Auf langen Fluren hängen bunte Gebilde aus Pappmaché, Gemälde und Fotografien. Relikte aus mittlerweile fünf Jahren kreativer Nutzung der Viktoria-Kaserne in Altona. Hinter der düsteren Rotklinkerfassade der ehemaligen Infanteriekaserne aus dem 19. Jahrhundert werkeln die Künstler jedoch nicht im stillen Kämmerlein. Regelmäßig veranstalten sie hier im Frappant öffentlich zugängliche Kunstausstellungen, Partys, Konzerte, Filmvorführungen, Kunstworkshops (Fraplab) und Flohmärkte.

Frappant: von der Kaserne zum Kulturzentrum

2010 zogen rund 140 Künstler vom Verein Frappant in der Großen Bergstraße in die wilhelminische Trutzburg ein, nachdem ihr vorheriges Domizil, ein verlassenes Karstadtgebäude, dem Bau einer Ikea-Filiale weichen musste. Was zunächst als Übergangslösung gedacht war, wurde jetzt eine neue Heimat. Mit Sekt und Suppe feierten im Februar diesen Jahres Mitglieder des Frappants und der Initiative Lux & Konsorten, die sich für günstigen Gewerberaum einsetzt, den Verkauf der Kaserne von der Stadt an die Fux eG. Nach langem Hin und Her machte die Stadt der extra für diesen Zweck gegründeten Genossenschaft ein gutes Angebot.

Offkulturszene: tief verwurzelt in der Stadt

Das Frappant ist in Hamburg zwar ein einzigartiger, aber kein einmaliger Ort. Auch in der Hafenstraße auf St. Pauli, der roten Flora in der Schanze, im Frappant in Altona, im Gängeviertel in der Neustadt und am Oberhafen hinter der Hafencity florieren Orte der kulturellen Vernetzung und auch des Widerstands gegen das Establishment. Dennoch entstehen dort Impulse und Strömungen, die ihren Weg mitunter bis in die etablierten Hamburger Kulturinstitutionen finden. Die sozialkritische Kunst beeinflusst den Spielplan am Thalia Theater, am Schauspielhaus und auf Kampnagel. Auch die Kunsthalle kooperiert immer wieder mit alternativen Kulturschaffenden.

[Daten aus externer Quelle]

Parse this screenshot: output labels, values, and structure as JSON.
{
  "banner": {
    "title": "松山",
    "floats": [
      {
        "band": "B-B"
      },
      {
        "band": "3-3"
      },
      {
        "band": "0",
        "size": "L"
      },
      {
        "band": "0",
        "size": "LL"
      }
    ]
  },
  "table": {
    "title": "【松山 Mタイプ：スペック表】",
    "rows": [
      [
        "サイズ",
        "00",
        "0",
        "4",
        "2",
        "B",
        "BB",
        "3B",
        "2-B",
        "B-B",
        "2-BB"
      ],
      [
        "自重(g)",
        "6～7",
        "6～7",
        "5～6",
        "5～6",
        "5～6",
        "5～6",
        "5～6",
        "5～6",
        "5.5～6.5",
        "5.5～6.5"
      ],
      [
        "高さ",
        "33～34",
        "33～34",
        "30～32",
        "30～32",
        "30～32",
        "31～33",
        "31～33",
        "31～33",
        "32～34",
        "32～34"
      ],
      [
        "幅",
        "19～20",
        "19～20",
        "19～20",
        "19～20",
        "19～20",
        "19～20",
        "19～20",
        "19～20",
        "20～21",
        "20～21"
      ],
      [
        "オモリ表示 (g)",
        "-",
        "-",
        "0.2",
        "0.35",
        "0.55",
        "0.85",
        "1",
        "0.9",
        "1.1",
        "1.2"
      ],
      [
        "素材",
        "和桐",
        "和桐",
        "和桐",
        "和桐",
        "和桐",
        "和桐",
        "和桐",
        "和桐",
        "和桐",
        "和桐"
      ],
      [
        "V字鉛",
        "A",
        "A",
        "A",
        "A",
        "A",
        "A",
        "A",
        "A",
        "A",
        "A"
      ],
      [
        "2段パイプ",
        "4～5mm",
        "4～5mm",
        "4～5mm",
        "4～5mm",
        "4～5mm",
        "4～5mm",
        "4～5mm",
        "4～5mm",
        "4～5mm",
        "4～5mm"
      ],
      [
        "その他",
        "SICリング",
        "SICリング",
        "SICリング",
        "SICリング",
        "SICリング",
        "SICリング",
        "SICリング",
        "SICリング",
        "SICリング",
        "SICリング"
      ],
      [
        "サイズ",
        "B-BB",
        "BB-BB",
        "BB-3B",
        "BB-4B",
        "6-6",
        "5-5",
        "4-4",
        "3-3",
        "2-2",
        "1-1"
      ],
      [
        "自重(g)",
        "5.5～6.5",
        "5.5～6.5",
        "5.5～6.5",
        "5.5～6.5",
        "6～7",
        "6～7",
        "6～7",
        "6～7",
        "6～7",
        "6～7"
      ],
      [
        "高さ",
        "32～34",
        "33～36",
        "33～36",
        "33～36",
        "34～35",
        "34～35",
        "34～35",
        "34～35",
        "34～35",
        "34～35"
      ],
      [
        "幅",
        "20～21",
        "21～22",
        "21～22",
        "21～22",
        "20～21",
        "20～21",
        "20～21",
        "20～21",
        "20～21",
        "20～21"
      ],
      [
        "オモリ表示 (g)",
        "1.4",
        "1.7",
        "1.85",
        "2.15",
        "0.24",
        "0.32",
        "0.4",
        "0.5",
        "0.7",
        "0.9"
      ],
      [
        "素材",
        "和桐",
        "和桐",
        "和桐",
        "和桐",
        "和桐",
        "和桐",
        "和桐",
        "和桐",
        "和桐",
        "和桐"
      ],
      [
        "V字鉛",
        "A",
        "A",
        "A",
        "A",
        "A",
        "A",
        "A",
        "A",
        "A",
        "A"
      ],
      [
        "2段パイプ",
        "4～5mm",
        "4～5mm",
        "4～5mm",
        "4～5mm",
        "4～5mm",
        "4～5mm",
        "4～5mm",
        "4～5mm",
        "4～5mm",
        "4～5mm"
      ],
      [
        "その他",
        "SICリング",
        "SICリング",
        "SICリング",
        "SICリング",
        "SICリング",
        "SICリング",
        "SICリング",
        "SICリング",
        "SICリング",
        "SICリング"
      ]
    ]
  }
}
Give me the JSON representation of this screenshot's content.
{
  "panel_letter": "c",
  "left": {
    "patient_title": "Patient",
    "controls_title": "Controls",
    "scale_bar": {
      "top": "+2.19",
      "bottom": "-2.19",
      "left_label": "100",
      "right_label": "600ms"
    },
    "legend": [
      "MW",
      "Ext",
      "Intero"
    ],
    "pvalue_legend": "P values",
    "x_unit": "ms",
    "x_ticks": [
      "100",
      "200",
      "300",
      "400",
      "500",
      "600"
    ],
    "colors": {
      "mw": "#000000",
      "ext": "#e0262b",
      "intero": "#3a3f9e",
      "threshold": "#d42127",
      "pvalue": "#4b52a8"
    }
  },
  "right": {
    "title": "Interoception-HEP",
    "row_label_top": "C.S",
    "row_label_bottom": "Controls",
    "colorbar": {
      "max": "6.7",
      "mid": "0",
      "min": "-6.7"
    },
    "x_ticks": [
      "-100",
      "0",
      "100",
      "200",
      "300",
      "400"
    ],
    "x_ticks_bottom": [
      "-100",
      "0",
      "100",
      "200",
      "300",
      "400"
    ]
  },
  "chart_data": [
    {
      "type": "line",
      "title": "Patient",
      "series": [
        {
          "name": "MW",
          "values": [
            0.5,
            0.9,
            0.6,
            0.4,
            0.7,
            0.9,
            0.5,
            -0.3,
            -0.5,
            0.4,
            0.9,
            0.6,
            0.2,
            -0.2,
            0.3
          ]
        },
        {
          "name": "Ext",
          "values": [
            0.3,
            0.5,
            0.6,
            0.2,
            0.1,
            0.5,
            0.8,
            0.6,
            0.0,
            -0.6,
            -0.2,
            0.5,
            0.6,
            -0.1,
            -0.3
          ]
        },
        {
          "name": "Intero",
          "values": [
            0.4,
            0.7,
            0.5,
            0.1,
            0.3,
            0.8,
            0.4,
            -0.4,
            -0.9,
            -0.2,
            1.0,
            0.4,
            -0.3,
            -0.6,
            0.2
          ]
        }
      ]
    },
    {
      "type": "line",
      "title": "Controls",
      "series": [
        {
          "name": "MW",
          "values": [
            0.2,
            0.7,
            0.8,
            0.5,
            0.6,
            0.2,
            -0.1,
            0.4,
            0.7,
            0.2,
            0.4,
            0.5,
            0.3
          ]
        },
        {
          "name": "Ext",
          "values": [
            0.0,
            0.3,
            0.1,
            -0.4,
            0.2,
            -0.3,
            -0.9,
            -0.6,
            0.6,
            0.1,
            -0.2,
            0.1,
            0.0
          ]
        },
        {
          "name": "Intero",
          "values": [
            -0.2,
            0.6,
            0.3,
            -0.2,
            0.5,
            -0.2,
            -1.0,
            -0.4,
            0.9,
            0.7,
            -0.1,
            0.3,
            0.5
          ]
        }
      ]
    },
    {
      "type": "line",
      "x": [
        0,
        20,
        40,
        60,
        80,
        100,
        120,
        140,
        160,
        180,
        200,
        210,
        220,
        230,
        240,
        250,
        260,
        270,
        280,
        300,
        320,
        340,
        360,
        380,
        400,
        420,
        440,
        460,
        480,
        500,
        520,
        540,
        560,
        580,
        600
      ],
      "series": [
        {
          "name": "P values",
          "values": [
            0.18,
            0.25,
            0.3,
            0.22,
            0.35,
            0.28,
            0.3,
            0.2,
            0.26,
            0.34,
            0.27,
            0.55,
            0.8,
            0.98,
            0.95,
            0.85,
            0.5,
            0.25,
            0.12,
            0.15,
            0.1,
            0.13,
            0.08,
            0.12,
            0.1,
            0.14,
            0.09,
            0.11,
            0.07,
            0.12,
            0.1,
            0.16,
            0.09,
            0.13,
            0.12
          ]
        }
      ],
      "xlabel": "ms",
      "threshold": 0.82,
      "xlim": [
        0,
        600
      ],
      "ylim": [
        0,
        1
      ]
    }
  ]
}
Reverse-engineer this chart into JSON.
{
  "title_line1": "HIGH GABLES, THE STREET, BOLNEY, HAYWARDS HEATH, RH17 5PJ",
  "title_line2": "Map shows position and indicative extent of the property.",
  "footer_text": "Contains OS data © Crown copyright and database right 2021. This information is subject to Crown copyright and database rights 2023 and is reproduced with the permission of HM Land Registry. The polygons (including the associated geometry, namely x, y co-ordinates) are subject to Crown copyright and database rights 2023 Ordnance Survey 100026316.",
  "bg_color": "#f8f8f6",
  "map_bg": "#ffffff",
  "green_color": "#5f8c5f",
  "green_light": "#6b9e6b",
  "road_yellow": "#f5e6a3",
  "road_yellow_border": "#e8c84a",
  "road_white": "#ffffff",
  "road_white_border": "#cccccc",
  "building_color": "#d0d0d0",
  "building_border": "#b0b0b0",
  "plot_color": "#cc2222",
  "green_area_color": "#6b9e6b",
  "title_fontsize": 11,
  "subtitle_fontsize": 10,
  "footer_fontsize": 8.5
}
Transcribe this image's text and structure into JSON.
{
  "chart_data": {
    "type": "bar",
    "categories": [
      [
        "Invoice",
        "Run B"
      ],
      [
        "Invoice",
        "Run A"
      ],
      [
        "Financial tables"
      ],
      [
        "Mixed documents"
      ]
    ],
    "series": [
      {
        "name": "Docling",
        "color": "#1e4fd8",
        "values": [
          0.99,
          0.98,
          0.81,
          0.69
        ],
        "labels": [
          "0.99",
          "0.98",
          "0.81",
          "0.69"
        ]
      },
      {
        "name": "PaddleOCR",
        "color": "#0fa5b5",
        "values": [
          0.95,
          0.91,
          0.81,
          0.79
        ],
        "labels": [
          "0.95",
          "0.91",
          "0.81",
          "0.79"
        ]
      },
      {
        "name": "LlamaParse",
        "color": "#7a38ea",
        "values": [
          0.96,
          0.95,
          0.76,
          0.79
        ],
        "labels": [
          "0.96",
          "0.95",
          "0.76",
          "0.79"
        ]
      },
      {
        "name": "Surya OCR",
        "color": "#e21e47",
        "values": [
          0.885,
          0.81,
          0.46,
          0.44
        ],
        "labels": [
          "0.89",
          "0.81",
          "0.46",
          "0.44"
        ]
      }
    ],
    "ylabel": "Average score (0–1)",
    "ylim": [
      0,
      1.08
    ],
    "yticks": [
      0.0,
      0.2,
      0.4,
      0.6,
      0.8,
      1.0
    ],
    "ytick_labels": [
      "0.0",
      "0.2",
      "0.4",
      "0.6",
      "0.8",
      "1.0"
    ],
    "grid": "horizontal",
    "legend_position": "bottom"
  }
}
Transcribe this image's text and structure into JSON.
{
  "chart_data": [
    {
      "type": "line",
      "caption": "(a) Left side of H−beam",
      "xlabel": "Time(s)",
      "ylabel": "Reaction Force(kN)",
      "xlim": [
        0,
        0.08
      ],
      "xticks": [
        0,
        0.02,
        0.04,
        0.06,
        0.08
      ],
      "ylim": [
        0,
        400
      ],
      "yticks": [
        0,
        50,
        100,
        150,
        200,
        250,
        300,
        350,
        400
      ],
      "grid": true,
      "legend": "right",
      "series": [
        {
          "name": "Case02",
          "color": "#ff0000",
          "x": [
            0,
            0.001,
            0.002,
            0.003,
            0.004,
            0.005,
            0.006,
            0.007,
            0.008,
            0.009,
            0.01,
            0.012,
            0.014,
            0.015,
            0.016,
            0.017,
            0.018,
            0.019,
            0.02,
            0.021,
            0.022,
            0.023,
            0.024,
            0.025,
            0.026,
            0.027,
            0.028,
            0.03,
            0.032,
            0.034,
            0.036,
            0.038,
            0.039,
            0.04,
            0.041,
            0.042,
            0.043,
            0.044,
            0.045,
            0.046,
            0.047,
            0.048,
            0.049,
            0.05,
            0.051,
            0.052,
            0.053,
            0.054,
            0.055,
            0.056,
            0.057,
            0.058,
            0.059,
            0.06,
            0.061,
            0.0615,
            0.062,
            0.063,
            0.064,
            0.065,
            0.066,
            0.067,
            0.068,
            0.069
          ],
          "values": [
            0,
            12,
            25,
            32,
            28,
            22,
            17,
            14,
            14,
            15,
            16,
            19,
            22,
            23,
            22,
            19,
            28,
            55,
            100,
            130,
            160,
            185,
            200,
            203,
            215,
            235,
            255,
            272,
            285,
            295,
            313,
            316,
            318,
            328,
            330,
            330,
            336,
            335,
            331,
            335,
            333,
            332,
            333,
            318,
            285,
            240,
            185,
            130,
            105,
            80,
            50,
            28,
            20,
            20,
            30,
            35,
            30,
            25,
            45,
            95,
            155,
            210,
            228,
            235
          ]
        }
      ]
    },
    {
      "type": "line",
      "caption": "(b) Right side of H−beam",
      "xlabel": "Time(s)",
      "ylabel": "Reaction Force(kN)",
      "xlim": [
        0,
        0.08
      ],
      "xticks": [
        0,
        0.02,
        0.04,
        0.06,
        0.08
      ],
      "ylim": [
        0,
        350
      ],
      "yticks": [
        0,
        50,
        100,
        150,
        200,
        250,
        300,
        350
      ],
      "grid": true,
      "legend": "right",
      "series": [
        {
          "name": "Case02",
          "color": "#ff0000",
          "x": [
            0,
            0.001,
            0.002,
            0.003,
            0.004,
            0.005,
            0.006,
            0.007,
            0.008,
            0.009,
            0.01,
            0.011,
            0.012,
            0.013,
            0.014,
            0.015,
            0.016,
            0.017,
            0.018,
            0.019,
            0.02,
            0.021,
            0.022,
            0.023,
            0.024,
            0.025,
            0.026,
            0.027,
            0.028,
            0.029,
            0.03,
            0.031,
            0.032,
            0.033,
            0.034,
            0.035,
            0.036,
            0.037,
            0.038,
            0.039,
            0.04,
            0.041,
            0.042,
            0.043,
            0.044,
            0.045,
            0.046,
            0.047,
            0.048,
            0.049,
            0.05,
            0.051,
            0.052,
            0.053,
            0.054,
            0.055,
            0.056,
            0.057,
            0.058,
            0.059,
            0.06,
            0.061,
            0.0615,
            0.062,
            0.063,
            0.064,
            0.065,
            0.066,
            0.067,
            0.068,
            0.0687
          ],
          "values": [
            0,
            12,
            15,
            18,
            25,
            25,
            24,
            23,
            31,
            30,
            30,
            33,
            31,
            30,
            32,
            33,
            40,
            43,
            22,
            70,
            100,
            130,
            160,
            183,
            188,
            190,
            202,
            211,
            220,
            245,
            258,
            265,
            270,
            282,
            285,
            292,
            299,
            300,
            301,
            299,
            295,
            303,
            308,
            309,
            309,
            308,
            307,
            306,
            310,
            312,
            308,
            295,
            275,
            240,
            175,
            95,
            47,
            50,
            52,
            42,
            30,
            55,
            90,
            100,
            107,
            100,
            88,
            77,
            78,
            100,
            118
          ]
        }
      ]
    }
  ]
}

In Hamburg operieren Nischen nicht komplett abgeschottet vom Hochkulturbetrieb, sondern alles durchmischt sich.

Noch in den 80er Jahren kam es bei der Besetzung der Hafenstraßenhäuser, wo direkt an der Elbe ein Geschäftsviertel mit Bürotürmen entstehen sollte, zu blutigen Häuserkämpfen. Daraus hat die Stadt gelernt – und lässt sich mittlerweile nicht nur auf bestimmte Raumforderungen ein, sondern unterstützt sie sogar aktiv. Das zeigt auch die Geschichte der friedlichen Raumnahme des Gängeviertels.

(ThisIsJulia Photography)

Gängeviertel: ein gallisches Dorf in Hamburg

Mitten in der geschäftigen Neustadt, zwischen Hochhäusern aus Glas und Beton, betritt man durch einen Torbogen eine andere Welt: das Gängeviertel. Seit fast sechs Jahren tobt nun schon das kulturelle Leben in den zwölf Gebäuden zwischen Valentinskamp, Caffamacherreihe und der Speckstraße. Von den Wänden bröckelt der Putz, an allen Ecken stehen große Installationen. Herzstück des Viertels ist die Fabrik, in der ganzjährig Konzerte, Ausstellungen, Performances und Lesungen und stadt- sowie gesellschaftspolitische Diskussionen stattfinden. In den Galerien Speckstraße und im Raum linksrechts stellen unterschiedliche Künstler aus. In der Jupibar im Jupihaus zahlt jeder für seine Getränke so viel, wie er selbst für angemessen hält.

Eine Künstler- und Aktivistengruppe hat das Viertel im Sommer 2009 zum gallischen Dorf erklärt. Mit einer Party leisteten sie friedlichen Widerstand gegen die Visionen eines holländischen Investors, der hier noch einen weiteren Bürokomplex errichten wollte. Das Hoffest mit kultureller Bespielung war der Auftakt der Besetzung des einstigen Arbeiterquartiers, mit dem Ziel, das Areal zu restaurieren und selbst zu verwalten. Der Plan: Künstler sollen hier günstig leben und arbeiten können.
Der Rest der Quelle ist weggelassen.